“I’m getting better and better every fight.”
It was a great day for Ireland in the boxing ring at the Tokyo Olympics. Aidan Walsh secured a medal and world champion Kellie Harrington cruised into the quarter-finals after winning her opening bout of the tournament.
Aidan Walsh secures at least a bronze medal.
Walsh put in a controlled performance against Mauritian boxer Merven Clair. The Belfast welterweight won via split-decision, with four of the five judges in Tokyo calling the fight in his favour.
After his victory, Walsh, 24, paid tribute on RTÉ to those who helped him reach this milestone in his career.

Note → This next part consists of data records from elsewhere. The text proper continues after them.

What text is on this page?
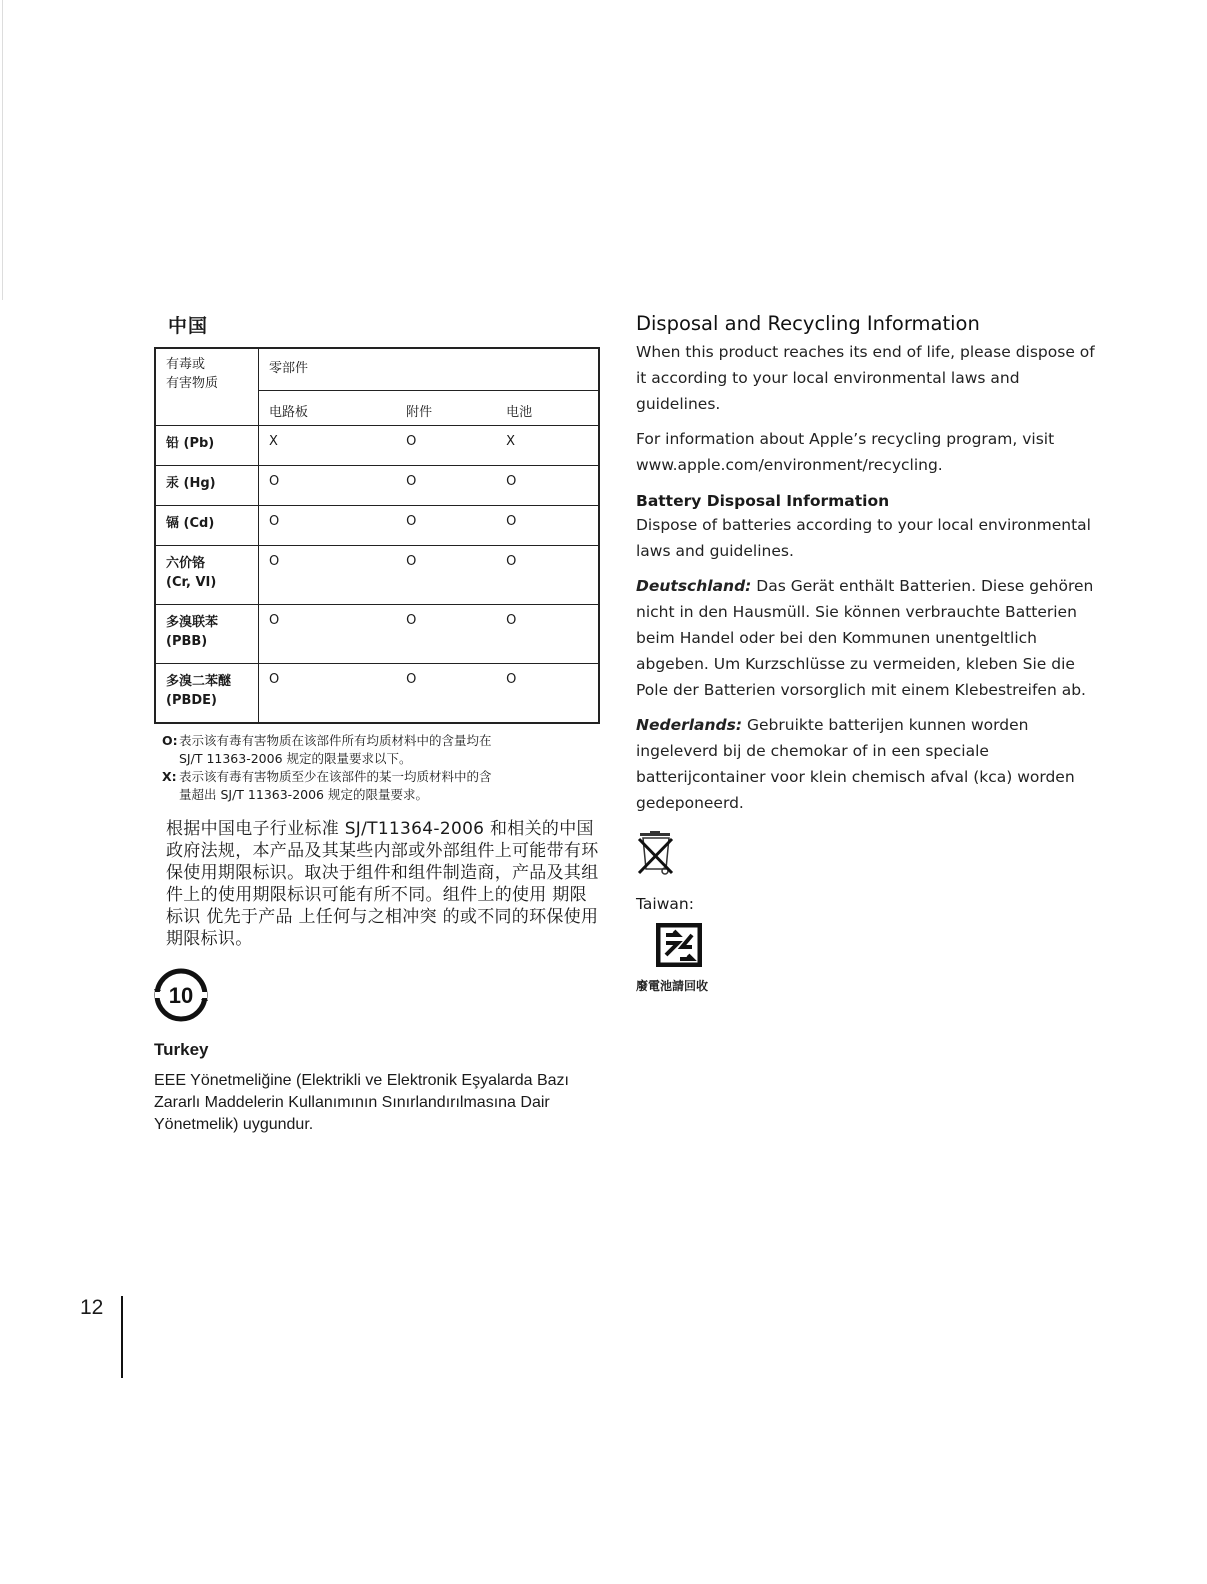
中国
有毒或
有害物质	零部件		
	电路板	附件	电池

铅 (Pb)	X	O	X

汞 (Hg)	O	O	O

镉 (Cd)	O	O	O

六价铬
(Cr, VI)	O	O	O

多溴联苯
(PBB)	O	O	O

多溴二苯醚
(PBDE)	O	O	O
O: 表示该有毒有害物质在该部件所有均质材料中的含量均在
SJ/T 11363-2006 规定的限量要求以下。
X: 表示该有毒有害物质至少在该部件的某一均质材料中的含
量超出 SJ/T 11363-2006 规定的限量要求。
根据中国电子行业标准 SJ/T11364-2006 和相关的中国政府法规，本产品及其某些内部或外部组件上可能带有环保使用期限标识。取决于组件和组件制造商，产品及其组件上的使用期限标识可能有所不同。组件上的使用 期限标识 优先于产品 上任何与之相冲突 的或不同的环保使用期限标识。
10
Turkey
EEE Yönetmeliğine (Elektrikli ve Elektronik Eşyalarda Bazı Zararlı Maddelerin Kullanımının Sınırlandırılmasına Dair Yönetmelik) uygundur.
Disposal and Recycling Information

When this product reaches its end of life, please dispose of it according to your local environmental laws and guidelines.

For information about Apple’s recycling program, visit www.apple.com/environment/recycling.

Battery Disposal Information

Dispose of batteries according to your local environmental laws and guidelines.

Deutschland: Das Gerät enthält Batterien. Diese gehören nicht in den Hausmüll. Sie können verbrauchte Batterien beim Handel oder bei den Kommunen unentgeltlich abgeben. Um Kurzschlüsse zu vermeiden, kleben Sie die Pole der Batterien vorsorglich mit einem Klebestreifen ab.

Nederlands: Gebruikte batterijen kunnen worden ingeleverd bij de chemokar of in een speciale batterijcontainer voor klein chemisch afval (kca) worden gedeponeerd.

Taiwan:
廢電池請回收
12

‘It’s incredible. I watched those guys in the gyms all the time. Paddy Barnes, Mick Conlan… Seeing them coming back to Belfast on the big buses…
“The amount of training I’ve put in and the amount of sacrifices… My coaches, my club coaches, my family and girlfriend, everybody has given me so much support and I’m just so grateful.”
“He faces Ireland’s Aidan Walsh, that’s the way I’m looking at it.”
Walsh also stated that he was merely following the instructions of his coaches and he is not worried about his next opponent, British boxer Pat McCormack.
“I just do what the coaches tell me. They come up with a game plan and you just do it, just listen. Boxers say it’s like a computer game, they’re playing a computer game, I’m just the operator in it and doing my best to do what they’re telling me to do.
“I’m happy with my performance but I want to progress on. You want to be the best and I feel like I’m improving all the time.”
“He faces Ireland’s Aidan Walsh, that’s the way I’m looking at it,” Walsh responded when he was told he would face McCormack next, with the fight due to take place in the early hours of Sunday Irish time.
“It’s just going in there with the belief that you can beat anybody, with the right tactics and coaches. I’m getting better and better every fight.”
— RTÉ Sport (@RTEsport) July 30, 2021
Walsh also paid tribute to his sister Michaela, who fought at the Games and lost in the first round but stayed in Tokyo to cheer him on.
“When I was younger, everybody was afraid of my big sister, it wasn’t a big brother. I would do anything for her and she would do anything for me.
“If it wasn’t for her I wouldn’t be here because I would have stopped boxing. When I was younger, running about the streets, she was the one who told me, ‘Wind your neck in’ and saw the talent I had.”